Ook is voor het hof komen vast te staan dat de twee blauwe containers aan verdachte toebehoorden, hetgeen verdachte in zijn verklaring bij de politie d.d. 4 februari 2004 alsmede ter terechtzitting in hoger beroep d.d. 12 mei 2006 heeft bevestigd.
Voorts is vast komen te staan dat de twee containers gedurende langere tijd in een loods van verdachte hebben gestaan. Deze loods bevond zich op het terrein van verdachte. Het terrein van verdachte is door hekken omgeven en hij is degene die over sleutels van het terrein en van de loods op het terrein beschikt.
Met betrekking tot de gebeurtenissen rondom de "natte HISWA" in september 2003 acht het hof het navolgende van belang.

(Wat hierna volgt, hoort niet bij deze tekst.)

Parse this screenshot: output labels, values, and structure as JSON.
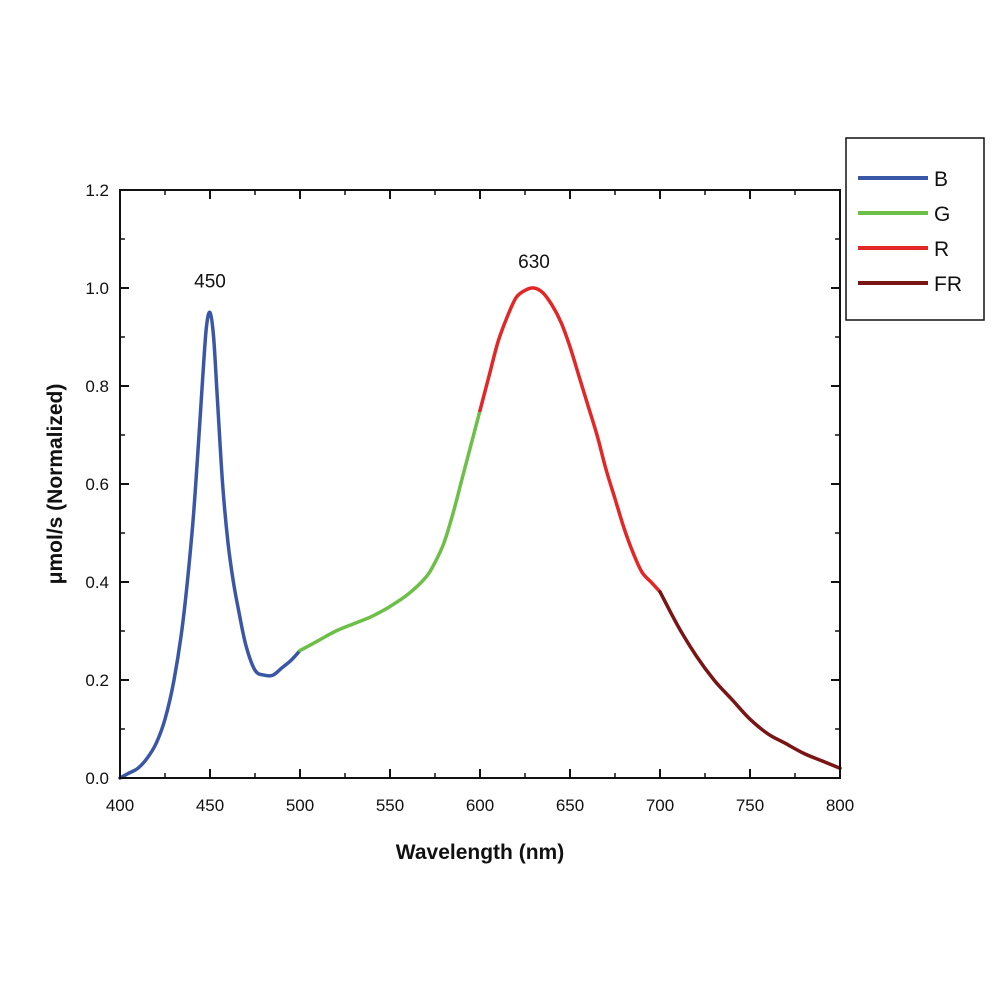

Werknemers van verdachte hebben verklaard dat zij in september 2003, toen zij terugkwamen van de "natte HISWA" en 's avonds het terrein van verdachte betraden, twee mannen hebben gezien, waarvan één man een witte overall droeg. Een van de twee aangetroffen mannen heeft aan de werknemers verteld dat hij zojuist verdachte aan de telefoon had en dat deze hem niet had gezegd dat er die avond nog werknemers zouden komen. Daarnaast heeft één van de werknemers van verdachte, getuige [getuige 1], de medeverdachte [medeverdachte] bij die gelegenheid in de loods gezien. Een andere werknemer van verdachte, getuige [getuige 2], heeft bij die gelegenheid gezien dat een van die twee mannen in de loods bij de twee containers stond. Weer een andere werknemer, getuige [getuige 3], heeft bij die gelegenheid gehoord dat een containerdeur in de loods werd dichtgegooid.
Uit het voorgaande maakt het hof op dat medeverdachte [medeverdachte] met medeweten van verdachte die avond op het terrein aanwezig was én bemoeienis met de containers heeft gehad.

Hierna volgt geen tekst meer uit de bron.